Describing the tequila as “chunky” would not be inaccurate. It burned, but not as much as the realization that I am, in fact, becoming my mother. Dancing in inappropriate places? Check. Deciding you don’t give a shit? Check. Storing liquor until it’s practically a solid “just in case?” Checkety check check.
My Guy staged an intervention and poured the offending tequila down the drain. I had to look away.
I guess, like my mama, I don’t drink enough. Perhaps this is something the 2 of us can work on together. Just not with La Paloma. My Guy liked it but I felt like it was going to put hair on my chest, which isn’t a look I’m going for. Because I’m a lady of grace and dignity, dammit. Just like my mom.
And just what, pray tell, would be the problem with turning into your mother????????? We'll discuss over a beverage on Memorial Weekend, okay?
Oh my! I had NO idea liquor could go bad. That is crazy! And funny! I bet I'm no better in my liquor cabinet.
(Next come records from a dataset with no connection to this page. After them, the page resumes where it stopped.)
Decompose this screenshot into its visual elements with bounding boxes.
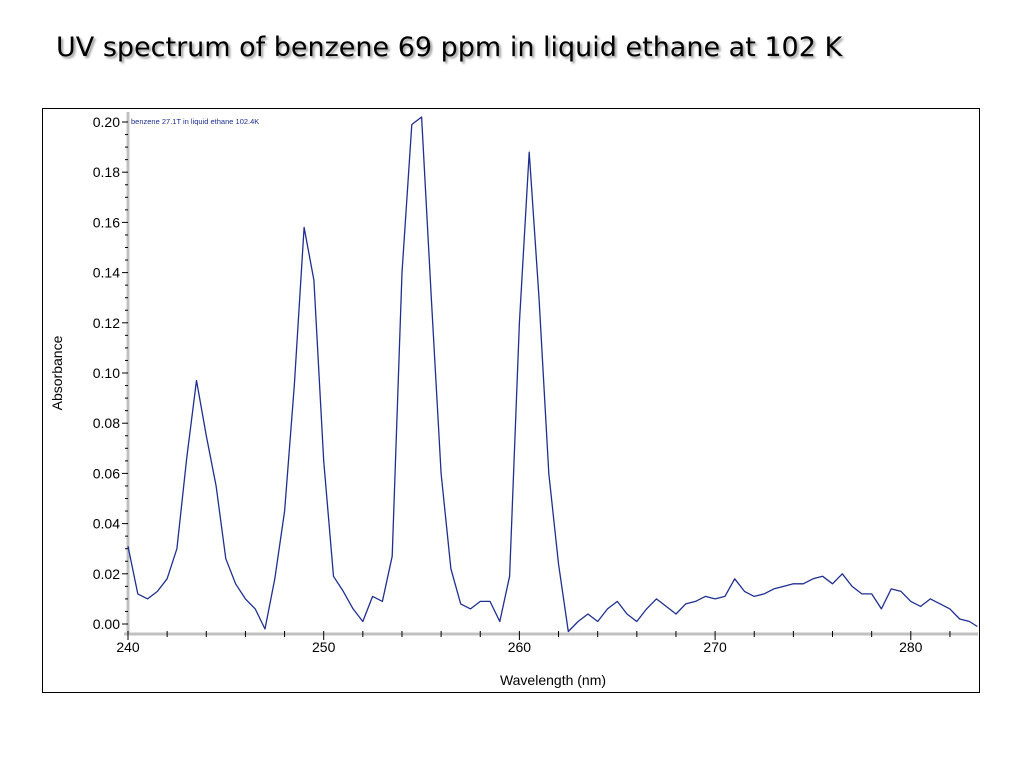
y-tick-label: 0.00 bbox=[93, 616, 120, 632]
y-axis-title: Absorbance bbox=[49, 335, 65, 410]
x-tick-label: 250 bbox=[312, 639, 336, 655]
x-tick-label: 240 bbox=[116, 639, 140, 655]
y-tick-label: 0.02 bbox=[93, 566, 120, 582]
y-tick-label: 0.16 bbox=[93, 214, 120, 230]
x-tick-label: 260 bbox=[508, 639, 532, 655]
y-tick-label: 0.18 bbox=[93, 164, 120, 180]
legend-label: benzene 27.1T in liquid ethane 102.4K bbox=[131, 117, 259, 126]
y-tick-label: 0.12 bbox=[93, 315, 120, 331]
chart-frame bbox=[42, 108, 980, 693]
y-tick-label: 0.14 bbox=[93, 265, 120, 281]
absorbance-line bbox=[127, 116, 978, 633]
tick-labels: 0.00 0.02 0.04 0.06 0.08 0.10 0.12 0.14 0.16 0.18… bbox=[93, 114, 923, 655]
y-tick-label: 0.10 bbox=[93, 365, 120, 381]
y-tick-label: 0.08 bbox=[93, 415, 120, 431]
tick-marks bbox=[122, 121, 951, 640]
slide-title: UV spectrum of benzene 69 ppm in liquid … bbox=[56, 32, 843, 63]
y-tick-label: 0.20 bbox=[93, 114, 120, 130]
y-tick-label: 0.06 bbox=[93, 465, 120, 481]
x-tick-label: 280 bbox=[899, 639, 923, 655]
axes bbox=[124, 112, 978, 636]
x-tick-label: 270 bbox=[703, 639, 727, 655]
y-tick-label: 0.04 bbox=[93, 516, 120, 532]
x-axis-title: Wavelength (nm) bbox=[500, 672, 606, 688]
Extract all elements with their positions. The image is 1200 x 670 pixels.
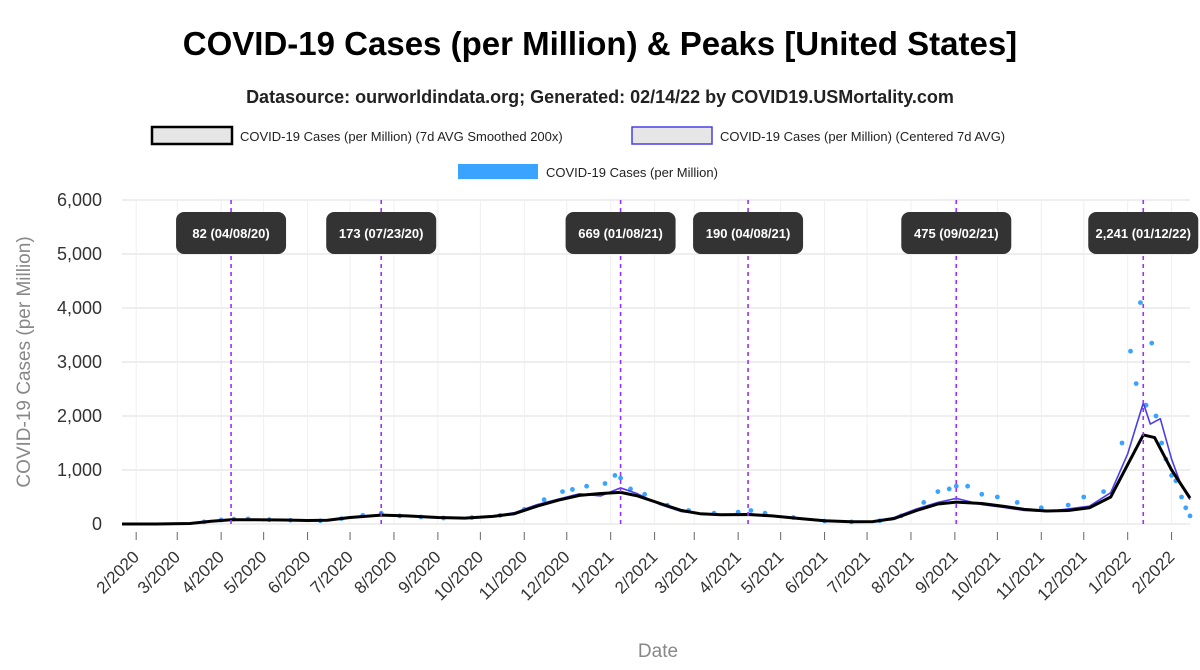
y-tick-label: 6,000	[57, 190, 102, 210]
legend-swatch-smoothed	[150, 125, 234, 146]
chart-title: COVID-19 Cases (per Million) & Peaks [Un…	[183, 25, 1017, 62]
peak-label-box	[176, 212, 287, 254]
data-point	[1149, 340, 1155, 346]
y-tick-label: 2,000	[57, 406, 102, 426]
series-layer	[122, 300, 1193, 526]
legend-label-smoothed: COVID-19 Cases (per Million) (7d AVG Smo…	[240, 129, 563, 144]
peak-label: 190 (04/08/21)	[706, 226, 791, 241]
peak-label: 2,241 (01/12/22)	[1096, 226, 1191, 241]
y-axis-label: COVID-19 Cases (per Million)	[14, 236, 35, 487]
peak-label-box	[326, 212, 437, 254]
data-point	[1179, 494, 1184, 500]
data-point	[935, 489, 941, 494]
data-point	[612, 473, 618, 478]
legend-swatch-centered	[631, 126, 713, 145]
data-point	[953, 483, 959, 489]
legend-label-raw: COVID-19 Cases (per Million)	[546, 165, 718, 180]
data-point	[1119, 440, 1125, 446]
data-point	[560, 489, 565, 494]
data-point	[1128, 348, 1133, 354]
peaks-layer: 82 (04/08/20) 173 (07/23/20) 669 (01/08/21…	[176, 200, 1199, 524]
legend-swatch-raw	[458, 164, 538, 179]
peak-label-box	[693, 212, 804, 254]
data-point	[570, 487, 575, 492]
data-point	[1065, 502, 1071, 508]
y-tick-label: 0	[92, 514, 102, 534]
y-tick-label: 4,000	[57, 298, 102, 318]
data-point	[994, 494, 1000, 500]
legend-label-centered: COVID-19 Cases (per Million) (Centered 7…	[720, 129, 1005, 144]
x-axis-label: Date	[638, 641, 678, 662]
y-tick-label: 5,000	[57, 244, 102, 264]
y-tick-label: 1,000	[57, 460, 102, 480]
data-point	[1014, 500, 1020, 505]
data-point	[979, 491, 985, 497]
data-point	[1187, 513, 1193, 519]
data-point	[584, 483, 589, 489]
series-smoothed-line	[122, 433, 1192, 526]
data-point	[965, 483, 971, 489]
data-point	[1081, 494, 1087, 500]
data-point	[1153, 413, 1159, 419]
y-axis: 0 1,000 2,000 3,000 4,000 5,000 6,000	[57, 190, 102, 534]
data-point	[748, 508, 754, 513]
data-point	[1101, 489, 1106, 494]
chart-subtitle: Datasource: ourworldindata.org; Generate…	[246, 87, 954, 107]
peak-label-box	[1088, 212, 1199, 254]
data-point	[618, 475, 623, 481]
legend: COVID-19 Cases (per Million) (7d AVG Smo…	[150, 125, 1005, 180]
peak-label: 475 (09/02/21)	[914, 226, 999, 241]
data-point	[541, 497, 547, 503]
data-point	[602, 481, 608, 486]
data-point	[1159, 440, 1165, 446]
peak-label-box	[565, 212, 676, 254]
peak-label: 173 (07/23/20)	[339, 226, 424, 241]
data-point	[1138, 300, 1143, 305]
data-point	[1038, 505, 1044, 511]
peak-label: 669 (01/08/21)	[578, 226, 663, 241]
data-point	[642, 491, 648, 497]
peak-label: 82 (04/08/20)	[192, 226, 269, 241]
y-tick-label: 3,000	[57, 352, 102, 372]
data-point	[946, 486, 952, 492]
data-point	[1183, 505, 1189, 511]
data-point	[921, 500, 927, 505]
peak-label-box	[901, 212, 1012, 254]
data-point	[1133, 381, 1139, 386]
I'm afraid to look in the back of my liquor cabinet now, although I would like to think I am not my mother. On the other hand, she also took me into state liquor stores as a child — usually just to purchase wine, but I had plenty of time to look around at the fun stuff — and that's a sign of good parenting, right?
I take my daughter to the liquor store with me – when she was little, she called it the 'pretty bottle store'.
At Thanksgiving last year, I went looking for something in my aunt's liquor cabinet and found a bottle of peach schnapps with one of the old Maryland state stickers on it. I realized the bottle had come from my granny's, who not only has not been with us in well over a decade, but broke up housekeeping before that, so the bottle is at least 20-something years old.
In my liquor / cookbook cabinet, there's a bottle or two from my 1992 wedding reception. What's worse — those bottles have have been packed and unpacked for six moves.